The de-Broglie wavelength associated with the electron in the $$n = 4$$ level is:

We know from Bohr’s model that an electron in the $$n^{\text{th}}$$ stationary orbit of the hydrogen atom moves in such a way that its de-Broglie wavelength $$\lambda_n$$ fits an integral number of times around the circumference of that orbit. Mathematically the de-Broglie condition is stated as

$$2\pi r_n = n\lambda_n$$

Here $$r_n$$ is the radius of the $$n^{\text{th}}$$ orbit and $$n$$ is the principal quantum number.

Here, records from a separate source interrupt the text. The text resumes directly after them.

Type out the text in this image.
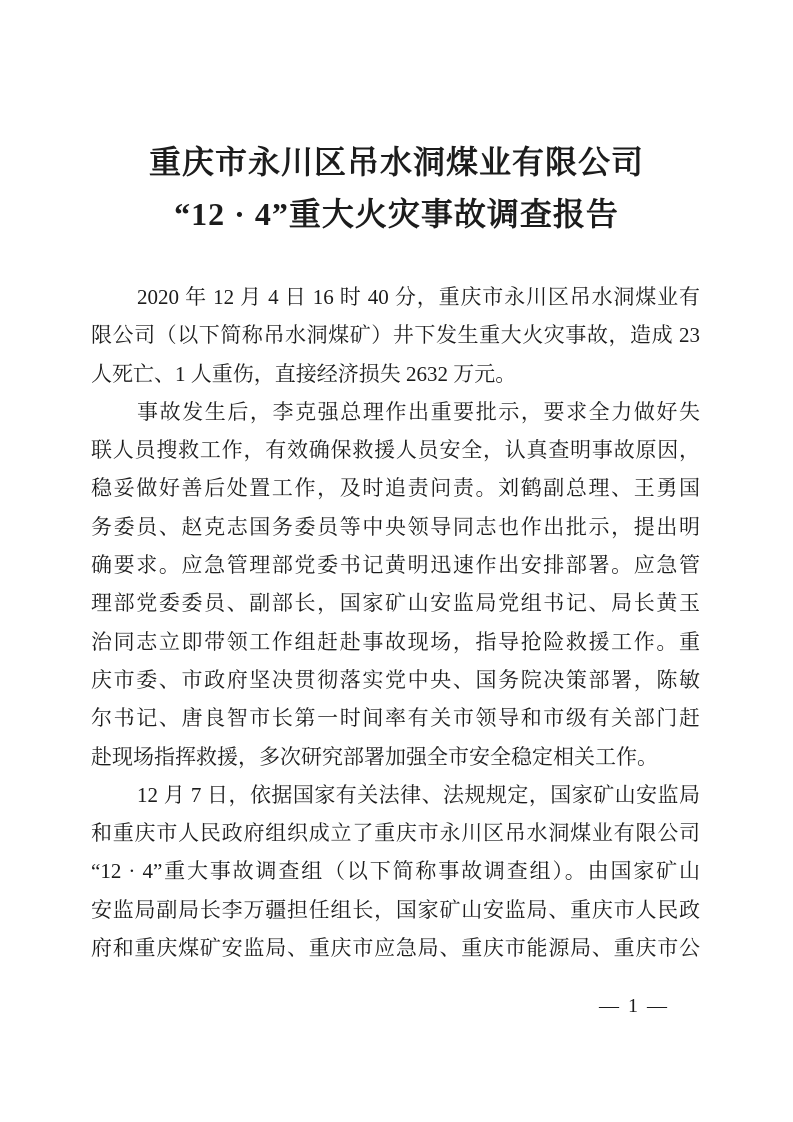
重庆市永川区吊水洞煤业有限公司
“12 · 4”重大火灾事故调查报告
2020 年 12 月 4 日 16 时 40 分，重庆市永川区吊水洞煤业有
限公司（以下简称吊水洞煤矿）井下发生重大火灾事故，造成 23
人死亡、1 人重伤，直接经济损失 2632 万元。
事故发生后，李克强总理作出重要批示，要求全力做好失
联人员搜救工作，有效确保救援人员安全，认真查明事故原因，
稳妥做好善后处置工作，及时追责问责。刘鹤副总理、王勇国
务委员、赵克志国务委员等中央领导同志也作出批示，提出明
确要求。应急管理部党委书记黄明迅速作出安排部署。应急管
理部党委委员、副部长，国家矿山安监局党组书记、局长黄玉
治同志立即带领工作组赶赴事故现场，指导抢险救援工作。重
庆市委、市政府坚决贯彻落实党中央、国务院决策部署，陈敏
尔书记、唐良智市长第一时间率有关市领导和市级有关部门赶
赴现场指挥救援，多次研究部署加强全市安全稳定相关工作。
12 月 7 日，依据国家有关法律、法规规定，国家矿山安监局
和重庆市人民政府组织成立了重庆市永川区吊水洞煤业有限公司
“12 · 4”重大事故调查组（以下简称事故调查组）。由国家矿山
安监局副局长李万疆担任组长，国家矿山安监局、重庆市人民政
府和重庆煤矿安监局、重庆市应急局、重庆市能源局、重庆市公
— 1 —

Bohr also gave the expression for the radius of the $$n^{\text{th}}$$ orbit:

$$r_n = n^2 a_0$$

where $$a_0$$ is the Bohr radius (a constant equal to about $$0.53\ {\rm Å}$$).

Now we substitute the value of $$r_n$$ from the second formula into the first one:

$$2\pi \Bigl(n^2 a_0\Bigr) = n\lambda_n$$

We simplify step by step:

$$2\pi n^2 a_0 = n\lambda_n$$

Divide both sides by $$n$$ to isolate $$\lambda_n$$:

$$\frac{2\pi n^2 a_0}{n} = \lambda_n$$

which reduces to

$$\lambda_n = 2\pi n a_0$$

We can now see very clearly that the de-Broglie wavelength is directly proportional to the principal quantum number $$n$$:

$$\lambda_n \propto n$$

Let us write the explicit values for the ground state $$n = 1$$ and for the excited state $$n = 4$$.

For the ground state:

$$\lambda_1 = 2\pi (1) a_0 = 2\pi a_0$$

For the fourth orbit:

$$\lambda_4 = 2\pi (4) a_0 = 8\pi a_0$$

Next we compare $$\lambda_4$$ with $$\lambda_1$$:

$$\frac{\lambda_4}{\lambda_1} = \frac{8\pi a_0}{2\pi a_0} = 4$$

This gives

$$\lambda_4 = 4\lambda_1$$

In words, the de-Broglie wavelength of the electron in the $$n = 4$$ level is four times the de-Broglie wavelength of the electron in the ground state.

That matches Option B in the given list.

Hence, the correct answer is Option B.